Do you have any comments on this?

KitD 10.25.10 / 4pm
Aargh, formatting. Try again:
```
private static Singleton instance;
private static volatile boolean init = false;

public static Singleton getInstance()
{
    if (! init)
    {
        synchronized(Singleton.class) {
            if (! init) {
                instance = new Singleton();
                init = true;
            }
        }
    }
    return instance;
}
```
EDIT – I fixed the code and added the paranthesis.
1. Faisal Feroz 10.25.10 / 4pm
  
  @KitD same issue here as well. instance can become non-null before the constructor is called (code reordering).
  
  Here the issue is not the null check but the instance variable becoming non-null before the object is fully initialized.
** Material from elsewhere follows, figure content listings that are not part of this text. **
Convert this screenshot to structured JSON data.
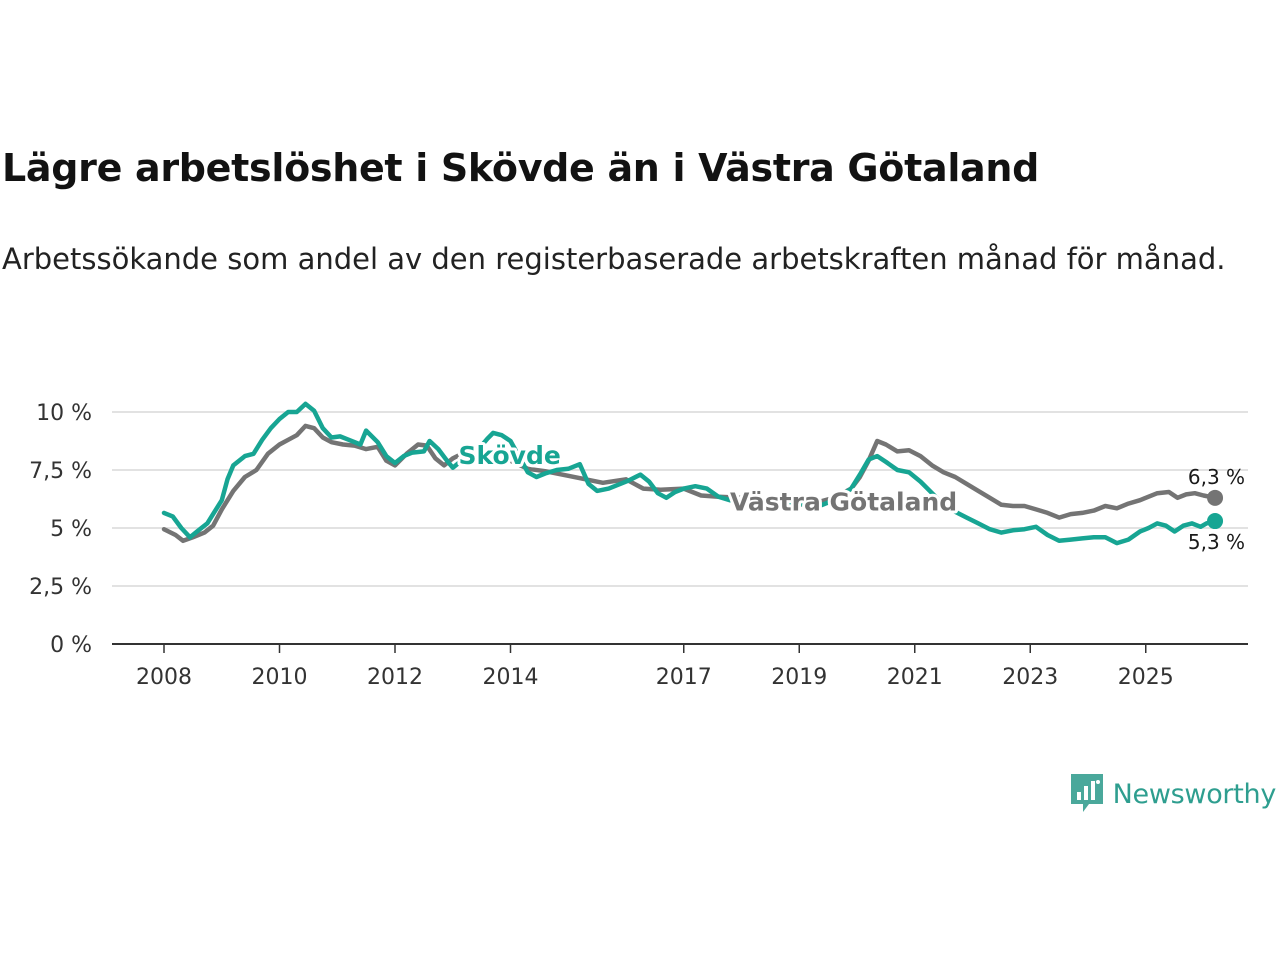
{
  "title": "Lägre arbetslöshet i Skövde än i Västra Götaland",
  "subtitle": "Arbetssökande som andel av den registerbaserade arbetskraften månad för månad.",
  "brand": {
    "name": "Newsworthy",
    "icon": "newsworthy-logo-icon",
    "color": "#2e9e8f"
  },
  "chart_data": {
    "type": "line",
    "title": "Lägre arbetslöshet i Skövde än i Västra Götaland",
    "ylim": [
      0,
      10
    ],
    "xlim": [
      2007.8,
      2026.5
    ],
    "grid": true,
    "y_ticks": [
      {
        "value": 0,
        "label": "0 %"
      },
      {
        "value": 2.5,
        "label": "2,5 %"
      },
      {
        "value": 5,
        "label": "5 %"
      },
      {
        "value": 7.5,
        "label": "7,5 %"
      },
      {
        "value": 10,
        "label": "10 %"
      }
    ],
    "x_ticks": [
      {
        "value": 2008,
        "label": "2008"
      },
      {
        "value": 2010,
        "label": "2010"
      },
      {
        "value": 2012,
        "label": "2012"
      },
      {
        "value": 2014,
        "label": "2014"
      },
      {
        "value": 2017,
        "label": "2017"
      },
      {
        "value": 2019,
        "label": "2019"
      },
      {
        "value": 2021,
        "label": "2021"
      },
      {
        "value": 2023,
        "label": "2023"
      },
      {
        "value": 2025,
        "label": "2025"
      }
    ],
    "series": [
      {
        "name": "Västra Götaland",
        "color": "#747474",
        "end_label": "6,3 %",
        "end_value": 6.3,
        "label_at": [
          2017.8,
          6.15
        ],
        "points": [
          [
            2008,
            4.95
          ],
          [
            2008.2,
            4.7
          ],
          [
            2008.33,
            4.45
          ],
          [
            2008.5,
            4.6
          ],
          [
            2008.7,
            4.8
          ],
          [
            2008.85,
            5.1
          ],
          [
            2009.0,
            5.8
          ],
          [
            2009.2,
            6.6
          ],
          [
            2009.4,
            7.2
          ],
          [
            2009.6,
            7.5
          ],
          [
            2009.8,
            8.2
          ],
          [
            2010.0,
            8.6
          ],
          [
            2010.15,
            8.8
          ],
          [
            2010.3,
            9.0
          ],
          [
            2010.45,
            9.4
          ],
          [
            2010.6,
            9.3
          ],
          [
            2010.75,
            8.9
          ],
          [
            2010.9,
            8.7
          ],
          [
            2011.1,
            8.6
          ],
          [
            2011.3,
            8.55
          ],
          [
            2011.5,
            8.4
          ],
          [
            2011.7,
            8.5
          ],
          [
            2011.85,
            7.9
          ],
          [
            2012.0,
            7.7
          ],
          [
            2012.2,
            8.2
          ],
          [
            2012.4,
            8.6
          ],
          [
            2012.55,
            8.55
          ],
          [
            2012.7,
            8.0
          ],
          [
            2012.85,
            7.7
          ],
          [
            2013.0,
            8.0
          ],
          [
            2013.2,
            8.25
          ],
          [
            2013.4,
            8.45
          ],
          [
            2013.6,
            8.2
          ],
          [
            2014.0,
            7.9
          ],
          [
            2014.3,
            7.55
          ],
          [
            2014.6,
            7.45
          ],
          [
            2015.0,
            7.25
          ],
          [
            2015.3,
            7.1
          ],
          [
            2015.6,
            6.95
          ],
          [
            2016.0,
            7.1
          ],
          [
            2016.3,
            6.7
          ],
          [
            2016.6,
            6.65
          ],
          [
            2017.0,
            6.7
          ],
          [
            2017.3,
            6.4
          ],
          [
            2017.6,
            6.35
          ],
          [
            2018.0,
            6.3
          ],
          [
            2018.3,
            6.2
          ],
          [
            2018.6,
            6.1
          ],
          [
            2019.0,
            6.0
          ],
          [
            2019.3,
            6.1
          ],
          [
            2019.6,
            6.3
          ],
          [
            2019.9,
            6.7
          ],
          [
            2020.05,
            7.2
          ],
          [
            2020.2,
            7.9
          ],
          [
            2020.35,
            8.75
          ],
          [
            2020.5,
            8.6
          ],
          [
            2020.7,
            8.3
          ],
          [
            2020.9,
            8.35
          ],
          [
            2021.1,
            8.1
          ],
          [
            2021.3,
            7.7
          ],
          [
            2021.5,
            7.4
          ],
          [
            2021.7,
            7.2
          ],
          [
            2021.9,
            6.9
          ],
          [
            2022.1,
            6.6
          ],
          [
            2022.3,
            6.3
          ],
          [
            2022.5,
            6.0
          ],
          [
            2022.7,
            5.95
          ],
          [
            2022.9,
            5.95
          ],
          [
            2023.1,
            5.8
          ],
          [
            2023.3,
            5.65
          ],
          [
            2023.5,
            5.45
          ],
          [
            2023.7,
            5.6
          ],
          [
            2023.9,
            5.65
          ],
          [
            2024.1,
            5.75
          ],
          [
            2024.3,
            5.95
          ],
          [
            2024.5,
            5.85
          ],
          [
            2024.7,
            6.05
          ],
          [
            2024.9,
            6.2
          ],
          [
            2025.0,
            6.3
          ],
          [
            2025.2,
            6.5
          ],
          [
            2025.4,
            6.55
          ],
          [
            2025.55,
            6.3
          ],
          [
            2025.7,
            6.45
          ],
          [
            2025.85,
            6.5
          ],
          [
            2026.0,
            6.4
          ],
          [
            2026.2,
            6.3
          ]
        ]
      },
      {
        "name": "Skövde",
        "color": "#17a593",
        "end_label": "5,3 %",
        "end_value": 5.3,
        "label_at": [
          2013.1,
          8.15
        ],
        "points": [
          [
            2008,
            5.65
          ],
          [
            2008.15,
            5.5
          ],
          [
            2008.3,
            5.0
          ],
          [
            2008.45,
            4.6
          ],
          [
            2008.6,
            4.9
          ],
          [
            2008.75,
            5.2
          ],
          [
            2008.85,
            5.6
          ],
          [
            2009.0,
            6.2
          ],
          [
            2009.1,
            7.1
          ],
          [
            2009.2,
            7.7
          ],
          [
            2009.4,
            8.1
          ],
          [
            2009.55,
            8.2
          ],
          [
            2009.7,
            8.8
          ],
          [
            2009.85,
            9.3
          ],
          [
            2010.0,
            9.7
          ],
          [
            2010.15,
            10.0
          ],
          [
            2010.3,
            10.0
          ],
          [
            2010.45,
            10.35
          ],
          [
            2010.6,
            10.05
          ],
          [
            2010.75,
            9.3
          ],
          [
            2010.9,
            8.9
          ],
          [
            2011.05,
            8.95
          ],
          [
            2011.2,
            8.8
          ],
          [
            2011.4,
            8.6
          ],
          [
            2011.5,
            9.2
          ],
          [
            2011.7,
            8.7
          ],
          [
            2011.85,
            8.1
          ],
          [
            2012.0,
            7.8
          ],
          [
            2012.15,
            8.1
          ],
          [
            2012.3,
            8.25
          ],
          [
            2012.5,
            8.3
          ],
          [
            2012.6,
            8.75
          ],
          [
            2012.75,
            8.4
          ],
          [
            2012.9,
            7.9
          ],
          [
            2013.0,
            7.6
          ],
          [
            2013.2,
            8.0
          ],
          [
            2013.35,
            8.35
          ],
          [
            2013.5,
            8.55
          ],
          [
            2013.6,
            8.85
          ],
          [
            2013.7,
            9.1
          ],
          [
            2013.85,
            9.0
          ],
          [
            2014.0,
            8.75
          ],
          [
            2014.3,
            7.4
          ],
          [
            2014.45,
            7.2
          ],
          [
            2014.6,
            7.35
          ],
          [
            2014.8,
            7.5
          ],
          [
            2015.0,
            7.55
          ],
          [
            2015.2,
            7.75
          ],
          [
            2015.35,
            6.9
          ],
          [
            2015.5,
            6.6
          ],
          [
            2015.7,
            6.7
          ],
          [
            2015.9,
            6.9
          ],
          [
            2016.05,
            7.05
          ],
          [
            2016.25,
            7.3
          ],
          [
            2016.4,
            7.0
          ],
          [
            2016.55,
            6.5
          ],
          [
            2016.7,
            6.3
          ],
          [
            2016.85,
            6.55
          ],
          [
            2017.0,
            6.7
          ],
          [
            2017.2,
            6.8
          ],
          [
            2017.4,
            6.7
          ],
          [
            2017.6,
            6.35
          ],
          [
            2017.8,
            6.2
          ],
          [
            2018.0,
            6.2
          ],
          [
            2018.3,
            6.1
          ],
          [
            2018.6,
            6.05
          ],
          [
            2018.9,
            6.1
          ],
          [
            2019.1,
            6.0
          ],
          [
            2019.3,
            5.9
          ],
          [
            2019.5,
            6.1
          ],
          [
            2019.7,
            6.35
          ],
          [
            2019.9,
            6.7
          ],
          [
            2020.05,
            7.3
          ],
          [
            2020.2,
            7.95
          ],
          [
            2020.35,
            8.1
          ],
          [
            2020.5,
            7.85
          ],
          [
            2020.7,
            7.5
          ],
          [
            2020.9,
            7.4
          ],
          [
            2021.1,
            7.0
          ],
          [
            2021.3,
            6.5
          ],
          [
            2021.5,
            6.0
          ],
          [
            2021.7,
            5.7
          ],
          [
            2021.9,
            5.45
          ],
          [
            2022.1,
            5.2
          ],
          [
            2022.3,
            4.95
          ],
          [
            2022.5,
            4.8
          ],
          [
            2022.7,
            4.9
          ],
          [
            2022.9,
            4.95
          ],
          [
            2023.1,
            5.05
          ],
          [
            2023.3,
            4.7
          ],
          [
            2023.5,
            4.45
          ],
          [
            2023.7,
            4.5
          ],
          [
            2023.9,
            4.55
          ],
          [
            2024.1,
            4.6
          ],
          [
            2024.3,
            4.6
          ],
          [
            2024.5,
            4.35
          ],
          [
            2024.7,
            4.5
          ],
          [
            2024.9,
            4.85
          ],
          [
            2025.05,
            5.0
          ],
          [
            2025.2,
            5.2
          ],
          [
            2025.35,
            5.1
          ],
          [
            2025.5,
            4.85
          ],
          [
            2025.65,
            5.1
          ],
          [
            2025.8,
            5.2
          ],
          [
            2025.95,
            5.05
          ],
          [
            2026.05,
            5.2
          ],
          [
            2026.2,
            5.3
          ]
        ]
      }
    ]
  }
}
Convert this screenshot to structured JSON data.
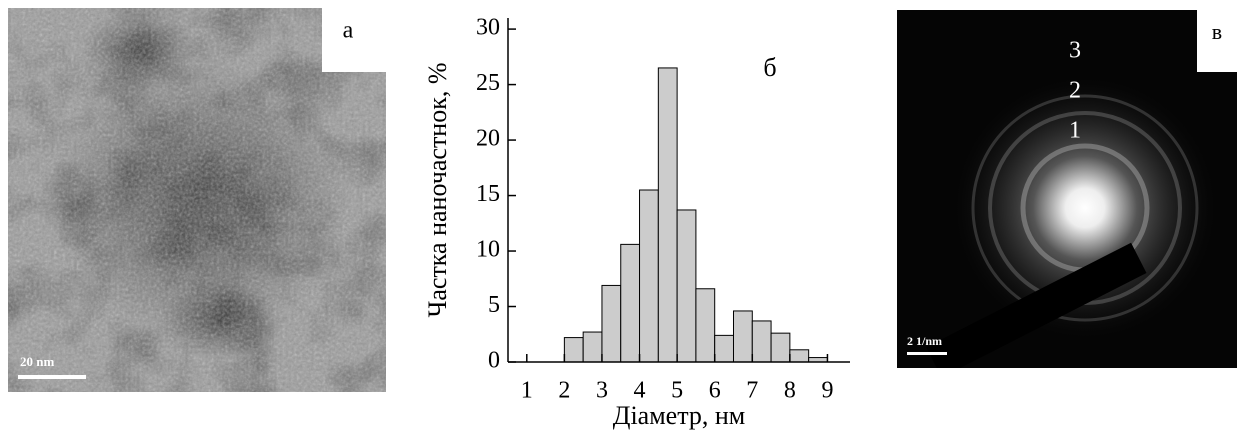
{
  "panel_a": {
    "label": "а",
    "scale_bar": "20 nm"
  },
  "chart_data": {
    "type": "histogram",
    "panel_label": "б",
    "xlabel": "Діаметр, нм",
    "ylabel": "Частка наночастнок, %",
    "bins": [
      1.0,
      1.5,
      2.0,
      2.5,
      3.0,
      3.5,
      4.0,
      4.5,
      5.0,
      5.5,
      6.0,
      6.5,
      7.0,
      7.5,
      8.0,
      8.5,
      9.0
    ],
    "values": [
      0,
      0,
      2.2,
      2.7,
      6.9,
      10.6,
      15.5,
      26.5,
      13.7,
      6.6,
      2.4,
      4.6,
      3.7,
      2.6,
      1.1,
      0.4
    ],
    "color": "#cccccc",
    "xlim": [
      0.5,
      9.6
    ],
    "xticks": [
      1,
      2,
      3,
      4,
      5,
      6,
      7,
      8,
      9
    ],
    "ylim": [
      0,
      31
    ],
    "yticks": [
      0,
      5,
      10,
      15,
      20,
      25,
      30
    ]
  },
  "panel_c": {
    "label": "в",
    "scale_bar": "2 1/nm",
    "rings": [
      "3",
      "2",
      "1"
    ]
  }
}
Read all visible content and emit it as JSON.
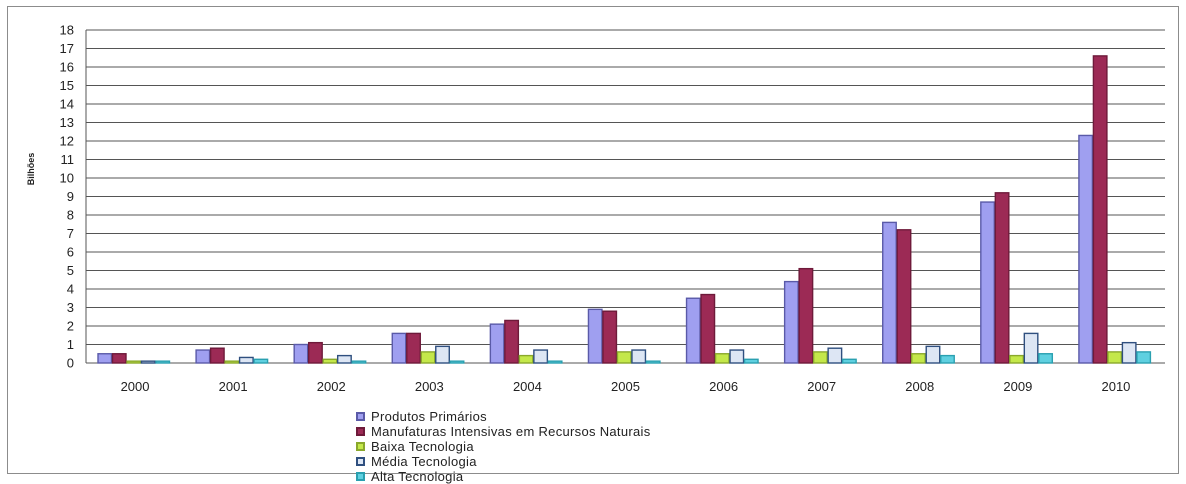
{
  "chart_data": {
    "type": "bar",
    "ylabel": "Bilhões",
    "ylim": [
      0,
      18
    ],
    "yticks": [
      "0",
      "1",
      "2",
      "3",
      "4",
      "5",
      "6",
      "7",
      "8",
      "9",
      "10",
      "11",
      "12",
      "13",
      "14",
      "15",
      "16",
      "17",
      "18"
    ],
    "grid": true,
    "legend_position": "bottom",
    "categories": [
      "2000",
      "2001",
      "2002",
      "2003",
      "2004",
      "2005",
      "2006",
      "2007",
      "2008",
      "2009",
      "2010"
    ],
    "series": [
      {
        "name": "Produtos Primários",
        "color": "#9f9ff0",
        "border": "#5a5aa8",
        "values": [
          0.5,
          0.7,
          1.0,
          1.6,
          2.1,
          2.9,
          3.5,
          4.4,
          7.6,
          8.7,
          12.3
        ]
      },
      {
        "name": "Manufaturas Intensivas em Recursos Naturais",
        "color": "#9c2a55",
        "border": "#6e1a3a",
        "values": [
          0.5,
          0.8,
          1.1,
          1.6,
          2.3,
          2.8,
          3.7,
          5.1,
          7.2,
          9.2,
          16.6
        ]
      },
      {
        "name": "Baixa Tecnologia",
        "color": "#c4e84a",
        "border": "#8aa82c",
        "values": [
          0.1,
          0.1,
          0.2,
          0.6,
          0.4,
          0.6,
          0.5,
          0.6,
          0.5,
          0.4,
          0.6
        ]
      },
      {
        "name": "Média Tecnologia",
        "color": "#dde6f4",
        "border": "#2f4f7f",
        "values": [
          0.1,
          0.3,
          0.4,
          0.9,
          0.7,
          0.7,
          0.7,
          0.8,
          0.9,
          1.6,
          1.1
        ]
      },
      {
        "name": "Alta Tecnologia",
        "color": "#5fd0e0",
        "border": "#2aa0b0",
        "values": [
          0.1,
          0.2,
          0.1,
          0.1,
          0.1,
          0.1,
          0.2,
          0.2,
          0.4,
          0.5,
          0.6
        ]
      }
    ]
  }
}
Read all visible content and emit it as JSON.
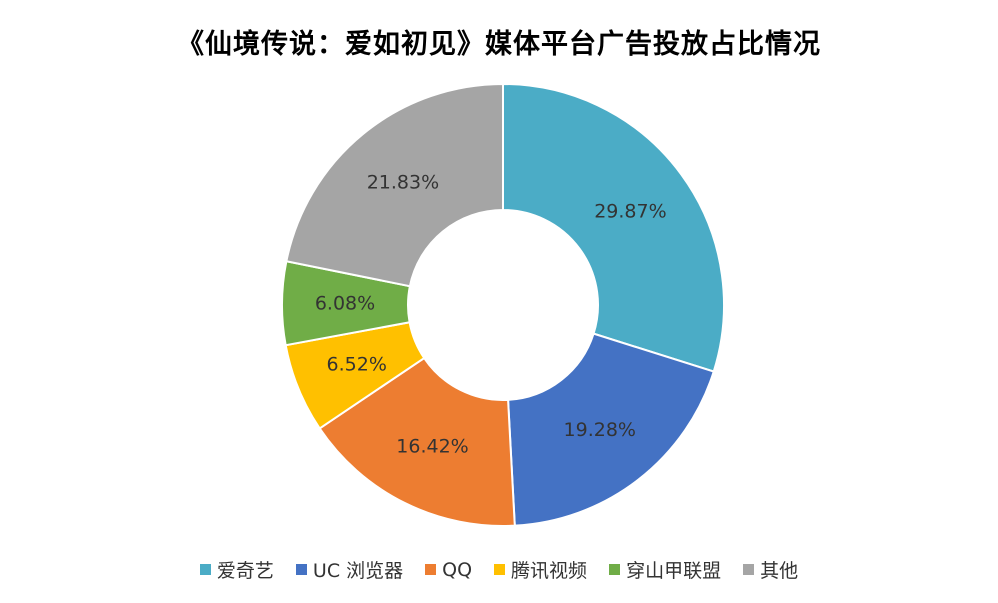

Even adding the volatile init variable in place of null check won’t help.

Matthew 10.25.10 / 5pm

http://en.wikipedia.org/wiki/Singleton_pattern#The_solution_of_Bill_Pugh

requires neither volatile nor synchronised (but only works in Java 5 or later(

Dmitriy Pichugin 11.11.10 / 4am

I’m sure it will work in other/all versions.
Why should it only work in Java 5 or later?

Jaroslav Sedlacek 10.26.10 / 6pm

There is actually more reasons why original DCL is broken. Even when writes are in order DCL might not work. Thread 2 can still see partially constructed instance as new object is not correctly published.

Julia 11.6.10 / 9pm

Awesome, good work. I really admire this work. Nice to find articles worth reading. I will load the rss feed into our feedreader.Thanks and keep up the good work.

Dmitriy Pichugin 11.11.10 / 12am

Singleton solution by Bill Pugh is the answer.
Link: http://en.wikipedia.org/wiki/Singleton_pattern
Code:
public class Singleton
{

// Private constructor prevents instantiation from other classes
private Singleton()
{
}

/**
* SingletonHolder is loaded on the first execution of Singleton.getInstance()
* or the first access to SingletonHolder.INSTANCE, not before.
*/
private static class SingletonHolder
{
public static final Singleton INSTANCE = new Singleton();
}

public static Singleton getInstance()
{
return SingletonHolder.INSTANCE;
}

}
my $0.02
cheers
Dmitriy

anehra63 11.12.10 / 2pm

Good post nice work

Nice post once again keep it up

Anon 11.19.10 / 10pm

How did you reach these results? Because according to Bill Pugh (the spec lead of jsr 133, java memory model) Double check locking idiom, used with the volatile keyword behaves perfectly well for all standard JVM’s built after jdk 1.5. And volatiles (neither on 32-bit nor on 64-bit) aren’t atomic.